KEMRON performed a solidification / stabilization treatability study for WRS Compass on materials sampled from the Edgewater, New Jersey site. Testing was conducted to determine potential reagents, and reagent addition rates capable of reducing the leachability of volatile, semi volatile, and inorganic constituents from the site materials as determined by the Synthetic Precipitation Leaching Procedure (SPLP).
KEMRON received four individual materials from the site for testing. The results of characterization testing indicated that all four materials had relatively similar physical properties, but varied widely in contaminant concentrations indicating substantial heterogeneity in the field. The treatment designs evaluated during this study were developed and provided to KEMRON by WRS Compass. KEMRON evaluated the mixture designs as a non-biased third-party laboratory. Geotechnical and chemical analyses performed on the treated site materials indicated that significant improvements in physical properties, including strength and permeability as well as dramatic decreases in leachable contaminant concentrations as determined by the SPLP were achieved with the treatments evaluated.
KEMRON performed an in-situ thermal remediation treatability study for TerraTherm, Inc. on soil materials from a Manufactured Gas Plant (MGP) site located in Americus, Georgia. The treatability study was performed to:
- Determine the treatment temperatures for BTEX and Naphthalene distillation from sand and peat materials at the site
- Evaluate the potential for thermally enhanced mobilization and removal of Dense Non-Aqueous Phase Liquid (DNAPL) from the sand and peat site materials
- Perform an assessment of soil property changes induced by thermal treatment
- Evaluate the potential for settlement of the thermally treated site materials
Two candidate site materials were subjected to ISTD distillation treatment performed at two target temperatures and two retention times. During treatment, De-Ionized (DI) water was injected into the test material via a low volume peristaltic pump. The quantity of water injected was outlined by TerraTherm and included specified pore volumes, based on the treatment duration.

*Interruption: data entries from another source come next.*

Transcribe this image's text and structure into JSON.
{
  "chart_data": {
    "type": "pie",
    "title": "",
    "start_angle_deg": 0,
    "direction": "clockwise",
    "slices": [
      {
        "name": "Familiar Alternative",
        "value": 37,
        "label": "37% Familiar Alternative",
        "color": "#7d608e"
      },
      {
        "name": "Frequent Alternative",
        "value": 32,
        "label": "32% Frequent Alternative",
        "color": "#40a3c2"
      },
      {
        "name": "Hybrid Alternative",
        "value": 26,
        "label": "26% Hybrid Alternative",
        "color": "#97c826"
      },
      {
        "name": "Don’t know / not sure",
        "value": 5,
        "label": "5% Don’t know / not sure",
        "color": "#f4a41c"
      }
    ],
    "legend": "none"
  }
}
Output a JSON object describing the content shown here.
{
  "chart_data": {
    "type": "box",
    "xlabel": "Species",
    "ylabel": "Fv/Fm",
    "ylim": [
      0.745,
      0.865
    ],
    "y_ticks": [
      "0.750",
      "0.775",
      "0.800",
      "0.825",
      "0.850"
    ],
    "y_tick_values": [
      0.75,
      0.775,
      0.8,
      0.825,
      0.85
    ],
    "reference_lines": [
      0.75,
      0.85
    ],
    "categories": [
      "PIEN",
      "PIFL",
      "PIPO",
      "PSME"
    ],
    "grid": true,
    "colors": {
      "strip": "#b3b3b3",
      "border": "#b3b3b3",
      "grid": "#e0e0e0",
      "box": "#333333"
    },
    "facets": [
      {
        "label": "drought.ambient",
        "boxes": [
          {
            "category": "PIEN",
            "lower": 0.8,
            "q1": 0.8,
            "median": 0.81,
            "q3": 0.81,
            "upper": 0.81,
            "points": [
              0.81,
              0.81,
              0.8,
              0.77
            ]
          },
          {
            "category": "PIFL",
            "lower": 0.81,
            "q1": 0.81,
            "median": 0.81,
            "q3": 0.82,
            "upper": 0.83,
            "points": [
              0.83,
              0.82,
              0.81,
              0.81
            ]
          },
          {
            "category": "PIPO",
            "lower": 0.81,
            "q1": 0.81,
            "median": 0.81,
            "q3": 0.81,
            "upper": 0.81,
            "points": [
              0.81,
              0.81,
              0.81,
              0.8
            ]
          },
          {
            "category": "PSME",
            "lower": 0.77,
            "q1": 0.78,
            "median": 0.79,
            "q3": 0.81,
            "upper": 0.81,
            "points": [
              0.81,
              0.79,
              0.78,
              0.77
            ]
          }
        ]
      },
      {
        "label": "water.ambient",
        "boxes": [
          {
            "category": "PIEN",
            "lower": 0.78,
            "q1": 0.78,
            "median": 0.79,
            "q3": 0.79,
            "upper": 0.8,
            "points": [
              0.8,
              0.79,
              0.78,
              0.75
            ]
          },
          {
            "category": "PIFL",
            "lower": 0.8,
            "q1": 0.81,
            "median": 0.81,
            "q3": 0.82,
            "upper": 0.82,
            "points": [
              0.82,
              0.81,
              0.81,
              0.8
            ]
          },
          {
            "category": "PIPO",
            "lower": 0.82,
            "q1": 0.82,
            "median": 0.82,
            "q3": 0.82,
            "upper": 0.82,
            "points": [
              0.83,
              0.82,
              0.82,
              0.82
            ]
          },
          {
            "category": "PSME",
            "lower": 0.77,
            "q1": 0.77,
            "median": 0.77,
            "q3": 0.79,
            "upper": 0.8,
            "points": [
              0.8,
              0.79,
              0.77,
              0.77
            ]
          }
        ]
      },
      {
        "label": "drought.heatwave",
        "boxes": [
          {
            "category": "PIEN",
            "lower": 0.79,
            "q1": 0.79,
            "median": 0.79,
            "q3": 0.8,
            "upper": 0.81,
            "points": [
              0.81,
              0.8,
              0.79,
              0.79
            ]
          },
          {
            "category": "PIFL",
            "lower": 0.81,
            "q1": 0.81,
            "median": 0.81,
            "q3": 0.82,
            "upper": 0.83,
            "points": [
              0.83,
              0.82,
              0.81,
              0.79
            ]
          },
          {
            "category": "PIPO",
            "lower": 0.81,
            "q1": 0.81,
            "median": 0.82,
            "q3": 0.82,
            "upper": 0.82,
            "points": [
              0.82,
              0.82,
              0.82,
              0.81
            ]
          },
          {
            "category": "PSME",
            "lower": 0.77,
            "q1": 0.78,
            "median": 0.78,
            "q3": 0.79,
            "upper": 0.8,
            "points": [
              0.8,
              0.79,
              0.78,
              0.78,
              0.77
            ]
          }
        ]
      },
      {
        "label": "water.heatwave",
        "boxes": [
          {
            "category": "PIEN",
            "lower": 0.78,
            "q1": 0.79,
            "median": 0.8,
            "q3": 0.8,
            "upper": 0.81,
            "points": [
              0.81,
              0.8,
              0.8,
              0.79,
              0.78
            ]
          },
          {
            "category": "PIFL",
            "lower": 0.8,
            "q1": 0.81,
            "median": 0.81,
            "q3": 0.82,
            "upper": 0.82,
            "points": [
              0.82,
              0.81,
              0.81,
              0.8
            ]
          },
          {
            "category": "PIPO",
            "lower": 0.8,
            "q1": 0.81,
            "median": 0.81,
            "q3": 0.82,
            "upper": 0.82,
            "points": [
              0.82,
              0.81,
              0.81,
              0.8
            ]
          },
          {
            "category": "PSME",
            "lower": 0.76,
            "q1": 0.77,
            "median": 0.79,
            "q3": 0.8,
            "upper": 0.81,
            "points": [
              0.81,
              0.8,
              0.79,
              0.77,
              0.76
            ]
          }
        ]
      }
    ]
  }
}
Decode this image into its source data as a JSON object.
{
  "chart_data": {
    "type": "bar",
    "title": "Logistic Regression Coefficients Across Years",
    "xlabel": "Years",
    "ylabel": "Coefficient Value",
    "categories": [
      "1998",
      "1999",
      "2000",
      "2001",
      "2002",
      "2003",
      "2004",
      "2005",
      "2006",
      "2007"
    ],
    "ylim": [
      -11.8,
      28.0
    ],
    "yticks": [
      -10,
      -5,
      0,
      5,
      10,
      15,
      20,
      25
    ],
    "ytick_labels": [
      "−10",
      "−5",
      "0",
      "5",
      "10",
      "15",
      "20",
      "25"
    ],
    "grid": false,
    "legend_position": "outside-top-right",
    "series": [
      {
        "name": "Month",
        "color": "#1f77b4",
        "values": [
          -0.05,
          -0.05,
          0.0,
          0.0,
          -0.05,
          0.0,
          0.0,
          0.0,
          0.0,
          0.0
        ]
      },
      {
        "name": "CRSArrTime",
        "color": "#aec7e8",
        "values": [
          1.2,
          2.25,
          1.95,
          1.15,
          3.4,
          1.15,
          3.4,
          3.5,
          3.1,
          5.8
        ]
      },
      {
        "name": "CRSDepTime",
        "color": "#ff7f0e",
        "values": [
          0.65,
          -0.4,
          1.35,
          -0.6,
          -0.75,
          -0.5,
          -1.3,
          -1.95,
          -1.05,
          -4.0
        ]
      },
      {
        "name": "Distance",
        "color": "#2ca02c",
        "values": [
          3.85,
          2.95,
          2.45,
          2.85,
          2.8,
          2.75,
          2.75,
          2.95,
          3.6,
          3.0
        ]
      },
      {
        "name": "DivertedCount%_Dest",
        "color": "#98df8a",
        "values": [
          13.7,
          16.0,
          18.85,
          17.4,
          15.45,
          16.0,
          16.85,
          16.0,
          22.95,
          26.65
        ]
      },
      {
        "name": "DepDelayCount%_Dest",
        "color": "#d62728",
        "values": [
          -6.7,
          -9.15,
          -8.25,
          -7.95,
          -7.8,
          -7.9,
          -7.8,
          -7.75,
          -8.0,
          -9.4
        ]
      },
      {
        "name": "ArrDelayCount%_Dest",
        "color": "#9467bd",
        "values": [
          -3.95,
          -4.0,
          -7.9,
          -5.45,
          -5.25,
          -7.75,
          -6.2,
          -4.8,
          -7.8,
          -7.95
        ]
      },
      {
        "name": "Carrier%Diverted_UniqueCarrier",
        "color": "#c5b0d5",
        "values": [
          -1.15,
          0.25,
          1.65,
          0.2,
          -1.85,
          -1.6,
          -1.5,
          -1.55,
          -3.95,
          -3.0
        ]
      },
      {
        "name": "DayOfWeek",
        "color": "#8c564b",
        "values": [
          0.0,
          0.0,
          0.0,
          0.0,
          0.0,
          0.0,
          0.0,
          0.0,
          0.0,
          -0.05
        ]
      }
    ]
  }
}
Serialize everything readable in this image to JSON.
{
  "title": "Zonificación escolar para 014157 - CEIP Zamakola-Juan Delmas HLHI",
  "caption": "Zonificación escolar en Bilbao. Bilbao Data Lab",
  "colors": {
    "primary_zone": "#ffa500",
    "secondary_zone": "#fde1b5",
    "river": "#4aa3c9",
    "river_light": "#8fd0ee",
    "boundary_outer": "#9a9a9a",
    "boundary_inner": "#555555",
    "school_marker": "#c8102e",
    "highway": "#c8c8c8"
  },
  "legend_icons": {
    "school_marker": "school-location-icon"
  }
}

Throughout treatments, KEMRON performed constant temperature monitoring of the soil and injected water, and organic vapors in the off-gas via a flame ionization detector (FID). All vapors were passed through a distillation treatment and indicated that total volatile organic compound concentrations were reduced by more than 98%, and Diesel Range Organics (DROs) were reduced by more than 87%. Total semi-volatile organic compounds were reduced for many compounds but in general proved more difficult to treat than the volatile compounds.
The mobilization of DNAPL was evaluated by passing a specified pore volume of chilled water through the test soil while at ambient temperature. An additional specified pore volume of water was then passed through the test soil during heating. Throughout testing, KEMRON monitored the soil and water injection temperatures, the pressure within the test system, and visual clarity of the water exiting the system.
Geotechnical testing of certain treated site soil types was performed to ensure that thermal treatment did not adversely affect the physical properties of the site soils.